Like herself and Mario, Cordelia hadn’t felt much like celebrating on VE day. She’d been too worried about Hans-Peter. Two weeks ago, however, she’d got a letter from him. It was going to be some time before the necessary formalities would permit their reunion but, absolutely ecstatic, she had decided to throw a party for her friends anyway.
Mario had also received some good news. His brother Carlo, now a father of three, would be coming over with his family in the new year. The expectation of seeing his grandchildren was giving Aldo Rossi a new lease of life. Mario was over the moon about it too. Both he and Liz were really looking forward to Cordelia’s party.
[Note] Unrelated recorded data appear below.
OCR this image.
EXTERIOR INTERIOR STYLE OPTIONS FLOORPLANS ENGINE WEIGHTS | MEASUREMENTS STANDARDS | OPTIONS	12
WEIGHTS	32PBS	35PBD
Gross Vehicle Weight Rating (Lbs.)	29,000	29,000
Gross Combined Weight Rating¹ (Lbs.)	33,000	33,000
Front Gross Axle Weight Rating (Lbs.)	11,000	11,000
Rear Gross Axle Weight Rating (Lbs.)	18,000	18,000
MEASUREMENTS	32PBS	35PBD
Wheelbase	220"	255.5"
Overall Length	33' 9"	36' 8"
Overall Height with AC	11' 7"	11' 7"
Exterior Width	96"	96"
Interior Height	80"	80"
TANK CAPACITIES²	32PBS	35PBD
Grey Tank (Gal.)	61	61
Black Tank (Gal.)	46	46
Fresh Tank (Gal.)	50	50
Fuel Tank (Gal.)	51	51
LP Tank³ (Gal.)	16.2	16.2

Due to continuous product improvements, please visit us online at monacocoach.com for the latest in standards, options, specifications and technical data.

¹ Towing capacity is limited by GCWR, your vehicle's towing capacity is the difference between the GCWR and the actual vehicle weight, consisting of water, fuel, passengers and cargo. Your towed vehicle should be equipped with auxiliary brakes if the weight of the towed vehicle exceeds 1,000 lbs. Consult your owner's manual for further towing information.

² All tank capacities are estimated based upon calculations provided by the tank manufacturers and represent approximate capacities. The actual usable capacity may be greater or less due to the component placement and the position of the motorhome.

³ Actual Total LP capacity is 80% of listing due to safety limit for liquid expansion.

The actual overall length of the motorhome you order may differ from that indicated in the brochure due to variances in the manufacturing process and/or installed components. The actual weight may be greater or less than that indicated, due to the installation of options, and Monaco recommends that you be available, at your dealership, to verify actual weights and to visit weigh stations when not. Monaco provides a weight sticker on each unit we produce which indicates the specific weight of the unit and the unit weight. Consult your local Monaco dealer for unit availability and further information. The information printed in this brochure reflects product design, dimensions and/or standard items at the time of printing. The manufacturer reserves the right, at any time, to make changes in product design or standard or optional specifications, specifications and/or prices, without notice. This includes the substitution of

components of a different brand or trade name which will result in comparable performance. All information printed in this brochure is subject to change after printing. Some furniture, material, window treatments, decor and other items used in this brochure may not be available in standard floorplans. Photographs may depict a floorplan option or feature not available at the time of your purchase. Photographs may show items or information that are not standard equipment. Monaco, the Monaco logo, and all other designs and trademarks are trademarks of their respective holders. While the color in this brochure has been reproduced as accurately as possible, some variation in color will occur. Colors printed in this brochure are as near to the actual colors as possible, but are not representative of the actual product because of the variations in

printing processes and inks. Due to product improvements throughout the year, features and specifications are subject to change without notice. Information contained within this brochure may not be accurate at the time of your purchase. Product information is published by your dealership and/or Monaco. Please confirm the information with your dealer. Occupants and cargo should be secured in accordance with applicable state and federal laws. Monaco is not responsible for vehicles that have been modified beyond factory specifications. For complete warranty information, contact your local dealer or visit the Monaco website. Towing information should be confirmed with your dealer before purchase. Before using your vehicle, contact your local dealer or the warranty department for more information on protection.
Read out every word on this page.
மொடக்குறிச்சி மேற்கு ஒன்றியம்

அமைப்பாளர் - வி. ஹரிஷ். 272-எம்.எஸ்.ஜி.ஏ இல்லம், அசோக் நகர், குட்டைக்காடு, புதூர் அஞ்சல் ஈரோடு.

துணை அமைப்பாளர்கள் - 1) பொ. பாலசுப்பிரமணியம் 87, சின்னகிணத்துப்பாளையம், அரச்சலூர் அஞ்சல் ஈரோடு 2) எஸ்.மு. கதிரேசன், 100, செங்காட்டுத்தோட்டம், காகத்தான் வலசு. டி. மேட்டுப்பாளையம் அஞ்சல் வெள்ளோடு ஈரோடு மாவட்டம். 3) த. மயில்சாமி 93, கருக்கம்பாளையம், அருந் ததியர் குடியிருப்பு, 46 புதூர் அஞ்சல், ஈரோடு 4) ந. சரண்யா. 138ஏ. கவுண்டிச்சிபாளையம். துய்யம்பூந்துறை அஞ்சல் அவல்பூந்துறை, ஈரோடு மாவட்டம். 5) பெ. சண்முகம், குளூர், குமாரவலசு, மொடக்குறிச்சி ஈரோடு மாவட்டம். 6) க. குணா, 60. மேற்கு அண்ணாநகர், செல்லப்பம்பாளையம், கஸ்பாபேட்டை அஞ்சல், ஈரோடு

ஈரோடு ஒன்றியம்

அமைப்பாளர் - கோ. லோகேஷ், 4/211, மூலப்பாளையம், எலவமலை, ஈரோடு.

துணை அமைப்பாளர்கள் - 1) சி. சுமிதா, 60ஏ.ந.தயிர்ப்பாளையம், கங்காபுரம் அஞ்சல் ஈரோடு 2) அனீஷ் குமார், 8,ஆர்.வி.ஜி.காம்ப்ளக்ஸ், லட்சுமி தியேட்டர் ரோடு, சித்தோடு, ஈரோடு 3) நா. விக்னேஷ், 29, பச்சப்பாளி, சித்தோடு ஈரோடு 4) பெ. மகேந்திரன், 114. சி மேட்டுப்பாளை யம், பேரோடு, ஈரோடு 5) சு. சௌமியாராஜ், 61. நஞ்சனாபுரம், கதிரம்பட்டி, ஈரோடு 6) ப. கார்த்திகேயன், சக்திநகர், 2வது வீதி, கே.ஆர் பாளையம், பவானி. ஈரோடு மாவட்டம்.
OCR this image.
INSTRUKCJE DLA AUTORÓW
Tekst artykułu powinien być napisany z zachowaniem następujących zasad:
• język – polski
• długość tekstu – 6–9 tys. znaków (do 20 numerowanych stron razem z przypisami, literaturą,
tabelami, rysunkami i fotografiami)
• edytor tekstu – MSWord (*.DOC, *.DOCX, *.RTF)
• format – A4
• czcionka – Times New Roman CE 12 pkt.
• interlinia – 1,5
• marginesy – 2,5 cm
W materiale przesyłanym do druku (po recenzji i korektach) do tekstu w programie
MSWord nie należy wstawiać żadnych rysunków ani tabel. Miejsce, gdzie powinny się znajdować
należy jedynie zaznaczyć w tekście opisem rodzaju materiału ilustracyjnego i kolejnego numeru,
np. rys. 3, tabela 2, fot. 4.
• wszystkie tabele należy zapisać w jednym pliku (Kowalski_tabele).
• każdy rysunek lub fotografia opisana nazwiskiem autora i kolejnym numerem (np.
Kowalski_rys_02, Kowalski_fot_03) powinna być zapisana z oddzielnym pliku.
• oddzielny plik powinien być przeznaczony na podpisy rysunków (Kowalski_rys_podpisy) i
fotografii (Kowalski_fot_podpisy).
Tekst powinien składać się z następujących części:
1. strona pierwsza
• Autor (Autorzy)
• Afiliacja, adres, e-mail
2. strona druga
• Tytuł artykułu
Her old friend Janet Brown, now married, was going to be there, as was Dominic Gallagher, due home on leave tomorrow night and staying with the family of his WAAF girlfriend in Paisley. He was quite the young man now, planning a career in commercial aviation. That was the future of travel, he’d told Liz enthusiastically during his previous leave. Everyone, it seemed was coming home. Well... apart from one person.
Adam was working at a military hospital in southern England. Liz had received a brief letter from him in September. The war might be over, he’d written, but there were still wounded to be cared for. He had said nothing about when he might be coming back to Glasgow. Or even if he was coming back to Glasgow at all. She had no idea what his plans were.